Очнулась она в кабинете школьного врача, на кушетке. Сначала ей показалось, что она совсем не чувствует собственного тела – до того оно было расслабленным и вялым. Над Миртой склонились двое людей в медицинских халатах: один – школьный врач, а Другой, точнее другая – красивая молодая девушка, совсем незнакомая. Девушка держала в руке пустой Шприц – видимо, его содержимое она только что ввела в правую руку Мирты, потому что руку начало покалывать.

– Я подозреваю невралгический припадок, – сказал школьный доктор девушке. – Потому и вызвал вас. Случай серьезный.

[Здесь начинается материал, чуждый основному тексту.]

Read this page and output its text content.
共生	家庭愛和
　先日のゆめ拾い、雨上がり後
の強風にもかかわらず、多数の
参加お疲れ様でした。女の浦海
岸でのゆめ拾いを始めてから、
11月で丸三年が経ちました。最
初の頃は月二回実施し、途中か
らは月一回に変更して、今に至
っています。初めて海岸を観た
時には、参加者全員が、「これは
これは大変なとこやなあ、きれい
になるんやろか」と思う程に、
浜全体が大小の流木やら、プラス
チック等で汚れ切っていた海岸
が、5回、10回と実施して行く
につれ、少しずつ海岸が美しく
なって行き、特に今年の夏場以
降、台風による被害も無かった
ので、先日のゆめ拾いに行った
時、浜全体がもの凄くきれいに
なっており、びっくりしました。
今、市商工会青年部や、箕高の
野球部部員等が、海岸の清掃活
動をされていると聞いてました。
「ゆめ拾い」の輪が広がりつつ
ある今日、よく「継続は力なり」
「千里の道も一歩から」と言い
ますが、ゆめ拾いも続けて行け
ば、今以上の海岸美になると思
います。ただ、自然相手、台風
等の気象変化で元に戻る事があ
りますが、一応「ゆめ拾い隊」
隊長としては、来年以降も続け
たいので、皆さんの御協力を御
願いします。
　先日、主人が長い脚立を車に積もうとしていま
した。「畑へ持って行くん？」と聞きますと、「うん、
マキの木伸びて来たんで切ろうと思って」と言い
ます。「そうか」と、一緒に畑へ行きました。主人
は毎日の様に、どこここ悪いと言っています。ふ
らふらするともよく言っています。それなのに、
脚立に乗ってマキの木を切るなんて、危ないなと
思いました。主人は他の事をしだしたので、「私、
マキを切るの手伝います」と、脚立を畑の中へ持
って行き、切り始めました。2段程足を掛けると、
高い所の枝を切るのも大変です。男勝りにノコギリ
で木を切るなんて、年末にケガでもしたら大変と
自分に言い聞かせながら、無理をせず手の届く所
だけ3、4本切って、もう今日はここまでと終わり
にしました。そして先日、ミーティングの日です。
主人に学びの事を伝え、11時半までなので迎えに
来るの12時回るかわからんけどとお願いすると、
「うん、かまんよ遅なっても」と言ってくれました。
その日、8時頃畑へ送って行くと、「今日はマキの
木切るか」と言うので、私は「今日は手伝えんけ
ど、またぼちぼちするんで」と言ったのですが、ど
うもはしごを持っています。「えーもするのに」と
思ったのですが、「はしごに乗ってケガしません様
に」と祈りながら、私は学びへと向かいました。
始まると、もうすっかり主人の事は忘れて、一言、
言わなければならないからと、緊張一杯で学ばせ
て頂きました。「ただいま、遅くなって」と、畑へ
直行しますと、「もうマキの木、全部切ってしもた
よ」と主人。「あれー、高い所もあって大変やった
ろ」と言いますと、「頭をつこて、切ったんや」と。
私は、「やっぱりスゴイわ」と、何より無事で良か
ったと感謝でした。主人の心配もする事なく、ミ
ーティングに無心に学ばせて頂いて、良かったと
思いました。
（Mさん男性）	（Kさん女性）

– Нет, – отозвалась девушка и пощупала пульс на шее у Мирты. – Это не припадок. Осложненная подростковая цефалгия, скорее всего. У них, особенно у девочек этого возраста, часто случаются подобные приступы сильнейшей головной боли. Мирта, тебя ведь зовут Мирта, верно? Ты слышишь меня? Можешь говорить?

– Да, – сказала Мирта. Она начала ощущать собственное тело.

– Что с тобой было? Расскажи.

– Голова… Болела.

– А тошнило? – Нет.

– Ты чего-то испугалась, Мирта? – продолжала спрашивать девушка. – Переволновалась, может быть?

Мирта на миг увидела черный поезд.

– Да… Я переволновалась, – с трудом произнесла она.

– Ты много занимаешься? Ты волнуешься из-за уроков? – Девушка не отставала от Мирты. Но ее красивое лицо, в отличие от сердечных вопросов, было профессионально безучастным.

– Да, – ответила Мирта.

– Полагаю, – сказала девушка, обращаясь к школьному врачу, – что у нее развивается психогенная цефалгия. Постоянное нервное напряжение, школьные нагрузки. Возможно, скрытая депрессия. Из-за оценок. Да и вообще они в этом возрасте все эмоционально неустойчивые. Я бы рекомендовала девочке пройти курс у школьного психолога. А вы понаблюдайте за ней и выпишите направление на рентгено-компьютерную томограмму в клинику.

– Хорошо, – покорно кивнул головой школьный доктор, как будто девушка был а бог весть каким медицинским светилом. А та опять обращалась к Мирте:

– Ну что, детка, ты можешь встать?

Мирта честно попробовала. И тут же в голове разразилась такая канонада, что она вскрикнула от боли.

– Ясно. Полежи еще немного. Я сделаю тебе еще один укол. Успокаивающий и обезболивающий. А вы, доктор, пожалуйста, проследите, чтобы на сегодня девочку освободили от занятий и отправили домой. Думаю, уже завтра она будет в норме, но пока ей лучше отдохнуть дома.

Школьный врач согласился. Девушка сделала Мирте еще один укол – теперь в вену левой руки. Улыбнулась:

– Полежи пока. А потом тебя проводят домой.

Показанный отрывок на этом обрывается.